Tavish Scott: Clegg’s stance gives Lib Dems new hope
THIS was not a week to make a major political announcement. Gold medals galore have been delivered during the most exciting week of sport imaginable.
So Nick Clegg did well to make any front page this week in ripping up the UK government’s coalition agreement.
Clegg did not, in fact, end the working arrangement between the Liberal Democrats and Conservatives at Westminster. That was achieved when Tory MPs stopped reform of the House of Lords and David Cameron failed to control his backbenchers.
Clegg’s intimation that Lib Dem MPs would now block the Tories’ desire to redraw the electoral boundaries of constituencies across the UK was the response to losing Lords reform.
For the party, this was a bitter pill to swallow. Many people were attracted to the Lib Dems because of constitutional reform. A Scottish Parliament, a Bill of Rights and elections using fairer voting systems are the DNA of most Lib Dems.
Getting rid of the unelected House of Lords is part of the package of moving Britain into the 21st century. Reform has now been lost because Conservatives either did not believe in democracy or stopped it because the change was proposed by a Lib Dem.
Labour could have saved Lords reform. They chose not to. Short-term political expediency ruled. The Labour leader’s decision to put aside a manifesto commitment in favour of destabilising the coalition is understandable politics.
But in 12 years of government Labour never found time to introduce a second elected chamber. So Lords reform is not a Labour priority.
The other political calculation for Ed Miliband was again easy. The Lib Dems’ threat to block the constituency changes is good news for Labour. They would have lost seats to the Tories under the plans. Cameron says he will push on with a vote on boundary changes. But with Labour and Lib Dem opposition, the Prime Minister will lose.
So is this the moment when Clegg’s foot soldiers start to have hope for the future? Many have always found coalition with the Tories unpalatable.
The sight of Jeremy Hunt, Cameron’s Culture Secretary shaking hands with Rupert Murdoch at the Olympics served to reinforce everything many Lib Dems find wrong with the coalition.
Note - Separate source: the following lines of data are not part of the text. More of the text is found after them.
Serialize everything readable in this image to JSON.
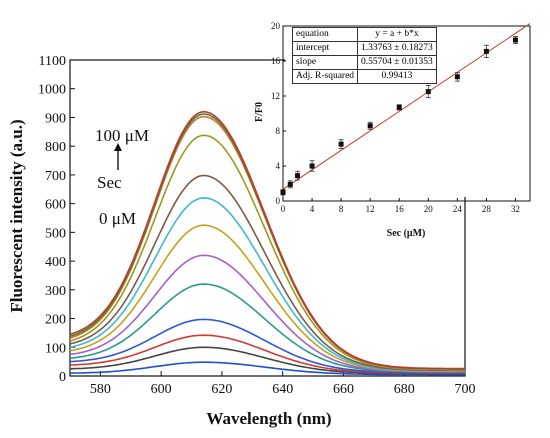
{
  "chart_data": [
    {
      "type": "line",
      "title": "",
      "xlabel": "Wavelength (nm)",
      "ylabel": "Fluorescent intensity (a.u.)",
      "xlim": [
        570,
        700
      ],
      "ylim": [
        0,
        1100
      ],
      "xticks": [
        580,
        600,
        620,
        640,
        660,
        680,
        700
      ],
      "yticks": [
        0,
        100,
        200,
        300,
        400,
        500,
        600,
        700,
        800,
        900,
        1000,
        1100
      ],
      "grid": false,
      "annotations": [
        "100 μM",
        "Sec",
        "0 μM"
      ],
      "series_peak_wavelength": 614,
      "series": [
        {
          "color": "#1f4fd8",
          "peak": 48,
          "start": 10,
          "end": 5
        },
        {
          "color": "#444444",
          "peak": 100,
          "start": 25,
          "end": 8
        },
        {
          "color": "#d23a2f",
          "peak": 142,
          "start": 38,
          "end": 10
        },
        {
          "color": "#2b56d6",
          "peak": 197,
          "start": 50,
          "end": 12
        },
        {
          "color": "#2a9a8a",
          "peak": 320,
          "start": 62,
          "end": 14
        },
        {
          "color": "#a35fd1",
          "peak": 420,
          "start": 75,
          "end": 15
        },
        {
          "color": "#c2a21a",
          "peak": 525,
          "start": 88,
          "end": 17
        },
        {
          "color": "#3fb6d6",
          "peak": 620,
          "start": 100,
          "end": 18
        },
        {
          "color": "#7a5a4a",
          "peak": 698,
          "start": 112,
          "end": 20
        },
        {
          "color": "#9a9a20",
          "peak": 838,
          "start": 122,
          "end": 22
        },
        {
          "color": "#e06a3a",
          "peak": 903,
          "start": 132,
          "end": 24
        },
        {
          "color": "#3a8a2a",
          "peak": 912,
          "start": 138,
          "end": 25
        },
        {
          "color": "#c0392b",
          "peak": 920,
          "start": 145,
          "end": 26
        }
      ]
    },
    {
      "type": "scatter",
      "title": "",
      "xlabel": "Sec (μM)",
      "ylabel": "F/F0",
      "xlim": [
        0,
        34
      ],
      "ylim": [
        0,
        20
      ],
      "xticks": [
        0,
        4,
        8,
        12,
        16,
        20,
        24,
        28,
        32
      ],
      "yticks": [
        0,
        4,
        8,
        12,
        16,
        20
      ],
      "x": [
        0,
        1,
        2,
        4,
        8,
        12,
        16,
        20,
        24,
        28,
        32
      ],
      "y": [
        1.0,
        1.9,
        2.9,
        4.0,
        6.5,
        8.6,
        10.7,
        12.5,
        14.2,
        17.1,
        18.4
      ],
      "err": [
        0.3,
        0.4,
        0.5,
        0.6,
        0.5,
        0.4,
        0.3,
        0.7,
        0.5,
        0.7,
        0.4
      ],
      "fit": {
        "intercept": 1.33763,
        "slope": 0.55704,
        "color": "#c0392b"
      },
      "table": [
        [
          "equation",
          "y = a + b*x"
        ],
        [
          "intercept",
          "1.33763 ± 0.18273"
        ],
        [
          "slope",
          "0.55704 ± 0.01353"
        ],
        [
          "Adj. R-squared",
          "0.99413"
        ]
      ]
    }
  ]
}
Why is Hunt still in a job? Lib Dem business secretary Vince Cable was stripped of ministerial responsibility for broadcasting by Cameron because he criticised the Murdoch empire. Subsequent events entirely vindicated that position. Yet Hunt remains a Cabinet Minister. Lib Dems ask why.
Cable is much closer to Labour than others in the Lib Dem leadership. So Clegg’s decision to help Labour by helping them retain parliamentary seats is indicative of a change in the mood music of national politics. Once the last medal has been won in the Olympic Park, attention may swing back to an important point in judging the future of British politics.